Other energy-related provisions in the wide-ranging tax bill called for expanding a credit for electricity produced from certain renewable resources; extending the enhanced oil recovery credit to Alaskan gas treatment plants; and deterring tax penalties for the disposition of or sale of transmission assets to comply with federal restructuring orders.

The marginal well amendment was offered by Sen. Jeff Bingaman (D-NM), a conferee and member of the Senate Finance Committee. It was a significant victory for independent oil and gas producers.

This is an “important backstop to ensure that we will not lose existing domestic production in the future simply because of the boom-and-bust nature of the industry,” Bingaman said.

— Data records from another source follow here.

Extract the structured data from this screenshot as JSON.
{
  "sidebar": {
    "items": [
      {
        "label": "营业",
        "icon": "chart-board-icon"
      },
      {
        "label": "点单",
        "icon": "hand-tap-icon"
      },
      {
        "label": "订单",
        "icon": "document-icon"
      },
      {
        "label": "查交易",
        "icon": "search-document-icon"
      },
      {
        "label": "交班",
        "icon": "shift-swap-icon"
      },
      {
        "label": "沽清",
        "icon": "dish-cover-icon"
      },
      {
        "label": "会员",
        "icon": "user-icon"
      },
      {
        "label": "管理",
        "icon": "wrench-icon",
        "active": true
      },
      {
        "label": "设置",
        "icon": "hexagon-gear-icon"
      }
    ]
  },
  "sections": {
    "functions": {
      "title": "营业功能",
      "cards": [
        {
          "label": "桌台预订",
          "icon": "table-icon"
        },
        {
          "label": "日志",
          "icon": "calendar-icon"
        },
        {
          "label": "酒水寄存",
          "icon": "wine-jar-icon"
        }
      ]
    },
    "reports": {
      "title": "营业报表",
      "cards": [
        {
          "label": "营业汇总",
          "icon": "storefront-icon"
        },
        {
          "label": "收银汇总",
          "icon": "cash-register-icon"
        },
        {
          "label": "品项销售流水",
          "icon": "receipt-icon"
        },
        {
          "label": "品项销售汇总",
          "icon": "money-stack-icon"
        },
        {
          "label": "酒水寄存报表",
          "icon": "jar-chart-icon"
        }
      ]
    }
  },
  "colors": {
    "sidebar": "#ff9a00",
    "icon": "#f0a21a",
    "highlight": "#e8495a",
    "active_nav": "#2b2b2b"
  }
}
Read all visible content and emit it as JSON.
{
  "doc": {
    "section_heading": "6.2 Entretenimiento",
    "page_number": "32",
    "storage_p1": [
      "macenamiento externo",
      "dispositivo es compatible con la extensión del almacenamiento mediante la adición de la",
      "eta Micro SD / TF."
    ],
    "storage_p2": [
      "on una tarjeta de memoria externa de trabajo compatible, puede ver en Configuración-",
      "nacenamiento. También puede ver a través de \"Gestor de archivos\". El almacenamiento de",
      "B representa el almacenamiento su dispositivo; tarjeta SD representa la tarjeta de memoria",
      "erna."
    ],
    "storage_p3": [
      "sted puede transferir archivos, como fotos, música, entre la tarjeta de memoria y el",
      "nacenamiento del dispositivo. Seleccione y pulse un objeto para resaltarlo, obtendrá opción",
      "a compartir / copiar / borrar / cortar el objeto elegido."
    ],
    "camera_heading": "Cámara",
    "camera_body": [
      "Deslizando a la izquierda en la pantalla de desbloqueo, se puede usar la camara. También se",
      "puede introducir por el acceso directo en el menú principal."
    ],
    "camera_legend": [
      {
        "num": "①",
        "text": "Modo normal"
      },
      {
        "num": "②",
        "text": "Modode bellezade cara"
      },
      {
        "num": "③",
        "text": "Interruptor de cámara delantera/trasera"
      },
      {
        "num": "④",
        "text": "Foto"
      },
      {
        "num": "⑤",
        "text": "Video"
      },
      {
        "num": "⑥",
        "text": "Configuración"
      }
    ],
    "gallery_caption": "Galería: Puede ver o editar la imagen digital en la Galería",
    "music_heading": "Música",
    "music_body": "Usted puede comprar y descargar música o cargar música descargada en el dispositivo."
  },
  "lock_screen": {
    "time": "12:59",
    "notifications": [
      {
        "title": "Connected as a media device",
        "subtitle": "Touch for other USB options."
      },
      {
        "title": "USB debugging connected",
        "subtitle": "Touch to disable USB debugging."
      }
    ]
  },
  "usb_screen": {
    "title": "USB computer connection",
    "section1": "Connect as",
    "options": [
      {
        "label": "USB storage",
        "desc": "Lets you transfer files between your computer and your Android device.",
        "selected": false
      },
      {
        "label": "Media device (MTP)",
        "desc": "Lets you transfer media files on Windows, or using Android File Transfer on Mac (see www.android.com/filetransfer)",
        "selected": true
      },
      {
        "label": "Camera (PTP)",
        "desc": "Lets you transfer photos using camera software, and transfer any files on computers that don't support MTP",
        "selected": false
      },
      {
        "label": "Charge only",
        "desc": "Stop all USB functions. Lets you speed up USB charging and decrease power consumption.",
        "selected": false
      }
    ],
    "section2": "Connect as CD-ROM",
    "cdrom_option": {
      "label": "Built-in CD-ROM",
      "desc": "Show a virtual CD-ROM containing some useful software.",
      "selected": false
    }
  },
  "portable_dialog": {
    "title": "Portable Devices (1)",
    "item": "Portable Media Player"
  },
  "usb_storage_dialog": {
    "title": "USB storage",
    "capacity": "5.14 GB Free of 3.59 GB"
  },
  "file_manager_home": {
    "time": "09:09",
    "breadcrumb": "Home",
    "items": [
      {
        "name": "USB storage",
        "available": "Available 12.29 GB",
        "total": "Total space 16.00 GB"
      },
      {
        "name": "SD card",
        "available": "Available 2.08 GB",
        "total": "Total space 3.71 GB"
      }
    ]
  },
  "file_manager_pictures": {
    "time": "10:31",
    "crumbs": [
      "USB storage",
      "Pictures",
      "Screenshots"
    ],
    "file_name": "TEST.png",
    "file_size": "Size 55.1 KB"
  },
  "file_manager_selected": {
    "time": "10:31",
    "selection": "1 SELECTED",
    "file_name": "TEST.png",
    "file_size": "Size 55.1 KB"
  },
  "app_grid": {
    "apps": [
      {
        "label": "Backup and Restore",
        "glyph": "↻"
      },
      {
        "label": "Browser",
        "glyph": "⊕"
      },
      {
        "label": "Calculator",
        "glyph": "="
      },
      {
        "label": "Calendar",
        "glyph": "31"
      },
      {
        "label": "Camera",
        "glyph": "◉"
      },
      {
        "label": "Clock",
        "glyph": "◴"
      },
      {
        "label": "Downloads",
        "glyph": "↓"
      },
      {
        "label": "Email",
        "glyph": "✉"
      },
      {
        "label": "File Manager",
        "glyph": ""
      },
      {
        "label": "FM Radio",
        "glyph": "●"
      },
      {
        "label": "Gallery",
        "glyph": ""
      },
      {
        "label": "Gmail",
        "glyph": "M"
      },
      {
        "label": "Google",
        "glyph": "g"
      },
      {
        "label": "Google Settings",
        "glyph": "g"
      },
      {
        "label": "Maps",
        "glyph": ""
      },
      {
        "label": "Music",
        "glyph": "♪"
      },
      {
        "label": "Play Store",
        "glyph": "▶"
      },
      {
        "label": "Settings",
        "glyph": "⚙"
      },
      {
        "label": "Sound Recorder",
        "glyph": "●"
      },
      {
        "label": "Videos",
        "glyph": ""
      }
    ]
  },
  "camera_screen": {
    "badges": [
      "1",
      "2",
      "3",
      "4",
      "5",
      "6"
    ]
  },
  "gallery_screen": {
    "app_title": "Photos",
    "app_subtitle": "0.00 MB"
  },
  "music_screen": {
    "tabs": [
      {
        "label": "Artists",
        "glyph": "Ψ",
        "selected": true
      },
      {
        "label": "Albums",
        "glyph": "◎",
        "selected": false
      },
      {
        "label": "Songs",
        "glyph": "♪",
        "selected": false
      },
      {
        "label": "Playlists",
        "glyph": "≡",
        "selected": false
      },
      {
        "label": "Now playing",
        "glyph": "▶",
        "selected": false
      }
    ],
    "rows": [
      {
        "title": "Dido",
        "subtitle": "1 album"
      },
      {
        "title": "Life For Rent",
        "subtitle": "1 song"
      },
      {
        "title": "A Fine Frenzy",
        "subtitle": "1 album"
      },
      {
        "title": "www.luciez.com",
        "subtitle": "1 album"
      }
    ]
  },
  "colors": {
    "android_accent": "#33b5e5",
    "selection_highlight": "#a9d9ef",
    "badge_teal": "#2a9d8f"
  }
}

There are more than 400,000 marginal oil wells in the United States, along with approximately 250,000 marginal gas wells. They provide about 25% of the nation’s oil and 10% of its natural gas, according to the Independent Petroleum Association of American (IPAA), which represents independent producers.

Marginal oil wells have an average production of not more than 15 barrels per day, while marginal gas wells have an average production of not more than 90 Mcf/d. Bingaman’s provision would allow a $3 a barrel tax credit for the first three barrels of daily production from an existing marginal oil well and a 50 cents/Mcf credit for the first 18 Mcf of gas production from a marginal well when prices drop below a certain level.

Earlier last week, an effort by Senate conferees to attach a loaded $12 billion, 10-year package of energy tax credits and incentives to the corporate cut tax legislation was rejected.

Sen. Craig Thomas (R-WY) sought to add energy tax breaks, but was met with opposition from the leaders of the conference committee, House Ways and Means Committee Chairman Bill Thomas (R-CA) and Senate Finance Committee Chairman Chuck Grassley (R-IA).

The Thomas proposal was a somewhat downsized version of the $19 billion energy tax package that the Senate passed in May as part its corporate tax bill (S. 1637).